In recent years, I interviewed several migrant workers who ended up being illegally fired or succumbing to pressure to resign after becoming pregnant. Their visa usually expires two weeks after being sacked, and they are often left with no option but to go underground or turn to charity groups – while struggling to provide their children with the most basic things, including shelter, food, education and even legal documents.
A recent survey by PathFinders – the only charity group in the city that is focused on migrant mothers and their children – showed that about 74 per cent of residents believe a pregnant migrant domestic worker should be entitled to maternity protection, but some 65 per cent consider such pregnancies to be unacceptable. Half of the respondents said this was because of the inconvenience caused to the employer’s household.
These findings confirmed the dilemma employers often experienced when their domestic workers became pregnant, PathFinders said. And, now, with the increase in maternity leave, advocates and support workers worry that employers will face a greater financial burden and growing stress, while migrant mothers may be left in a more vulnerable situation.
Under Hong Kong’s regulations, domestic workers are not allowed to live outside the home where they work, but employers have no obligation to provide accommodation for the worker’s newborn baby. Many find it hard for their domestic workers to stay in while on maternity leave, mostly due to the limited living space in the city’s flats.
Two cases that surfaced just last week have added to the support workers’ concerns.
“We‘re still investigating what may have happened – but from what we understand, the worker [a 24-year-old Indonesian] likely concealed her pregnancy as she was scared of being fired,” said Catherine Gurtin, CEO of PathFinders. “The employer hadn’t noticed the worker was pregnant, with thicker winter clothing, and on discovering the fetus – 30 weeks premature – in a box in the kitchen, called the police.”
Another domestic worker, according to Gurtin, recently gave birth in Hong Kong and her employer insisted she abide by the live-in rule during maternity leave, but refused to allow her baby into her home. “This is completely understandable from the employer’s perspective, but devastating for the nurturing care and early development of the baby,” she said.
“Unfortunately these aren‘t isolated and uncommon instances, and our fear is we may see more and more situations like these unless employers are supported with viable solutions,” Gurtin told me.

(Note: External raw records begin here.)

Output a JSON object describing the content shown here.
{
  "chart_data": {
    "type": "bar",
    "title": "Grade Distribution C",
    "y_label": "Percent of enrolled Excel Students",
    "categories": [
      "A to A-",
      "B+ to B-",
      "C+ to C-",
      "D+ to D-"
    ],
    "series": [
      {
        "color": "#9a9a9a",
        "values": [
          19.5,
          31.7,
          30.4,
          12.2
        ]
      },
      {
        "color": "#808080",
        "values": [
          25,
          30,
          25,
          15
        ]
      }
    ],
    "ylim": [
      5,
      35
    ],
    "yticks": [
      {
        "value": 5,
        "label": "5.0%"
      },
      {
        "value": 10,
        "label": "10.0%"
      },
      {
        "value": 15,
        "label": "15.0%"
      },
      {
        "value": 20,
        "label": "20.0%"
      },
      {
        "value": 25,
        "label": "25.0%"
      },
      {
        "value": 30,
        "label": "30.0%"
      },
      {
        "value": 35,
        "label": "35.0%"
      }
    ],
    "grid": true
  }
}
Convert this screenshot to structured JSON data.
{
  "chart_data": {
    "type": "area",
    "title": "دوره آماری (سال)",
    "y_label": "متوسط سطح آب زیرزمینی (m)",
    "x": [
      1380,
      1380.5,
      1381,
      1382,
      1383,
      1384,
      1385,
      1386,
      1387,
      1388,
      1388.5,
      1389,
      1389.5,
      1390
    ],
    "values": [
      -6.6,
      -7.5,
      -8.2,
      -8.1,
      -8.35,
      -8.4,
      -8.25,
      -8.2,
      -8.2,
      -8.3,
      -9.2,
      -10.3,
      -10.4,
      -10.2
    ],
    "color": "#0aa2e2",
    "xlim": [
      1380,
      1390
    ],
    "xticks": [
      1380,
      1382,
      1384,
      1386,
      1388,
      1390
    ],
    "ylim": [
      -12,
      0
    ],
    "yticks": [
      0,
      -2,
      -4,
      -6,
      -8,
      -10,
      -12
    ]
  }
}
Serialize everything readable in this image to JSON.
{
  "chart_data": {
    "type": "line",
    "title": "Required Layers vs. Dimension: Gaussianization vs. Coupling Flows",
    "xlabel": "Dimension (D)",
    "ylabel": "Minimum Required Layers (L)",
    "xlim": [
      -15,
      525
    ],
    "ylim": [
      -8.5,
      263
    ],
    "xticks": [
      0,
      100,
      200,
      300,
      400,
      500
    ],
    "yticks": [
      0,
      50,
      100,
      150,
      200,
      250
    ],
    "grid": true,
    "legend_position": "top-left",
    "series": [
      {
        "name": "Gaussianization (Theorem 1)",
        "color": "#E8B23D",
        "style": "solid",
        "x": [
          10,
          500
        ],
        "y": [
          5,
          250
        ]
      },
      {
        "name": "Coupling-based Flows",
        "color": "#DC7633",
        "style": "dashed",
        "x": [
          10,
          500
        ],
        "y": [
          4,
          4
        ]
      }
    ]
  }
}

Although it’s possible for domestic workers to request from the Labour Department a live-in exemption during maternity leave, Gurtin isn’t aware of any successful application. “[We] continue to push for clarity on when and how this is approved,” she said.
Respondents to the PathFinders survey said the most desirable option for employers to overcome the current challenges would be to hire a temporary worker while their permanent one was on maternity leave. However, this would require changes to the existing visa policy for domestic workers and their contractual terms.
In 2018, migrant domestic workers contributed an estimated US$12.6 billion to the city’s economy, and allowed more than 110,000 Hong Kong mothers to rejoin the workforce, according to a report by non-profit group Enrich.
There should be greater clarity on what employers and workers can do when a pregnancy happens, and more practical solutions need to be introduced. A better liaison with support groups, who often fill the void left by authorities, is also necessary. The local government and sending countries should promote public education on migrant domestic workers’ maternity rights as well as guarantee the welfare of the children born in the city.
“Ensuring pregnant migrant domestic workers are not unlawfully dismissed from their jobs is extremely critical so they don’t end up overstaying illegally,” Gurtin said. “This will protect their unborn children and prevent them from becoming undocumented, stateless and unable to access essential services like health care and education.”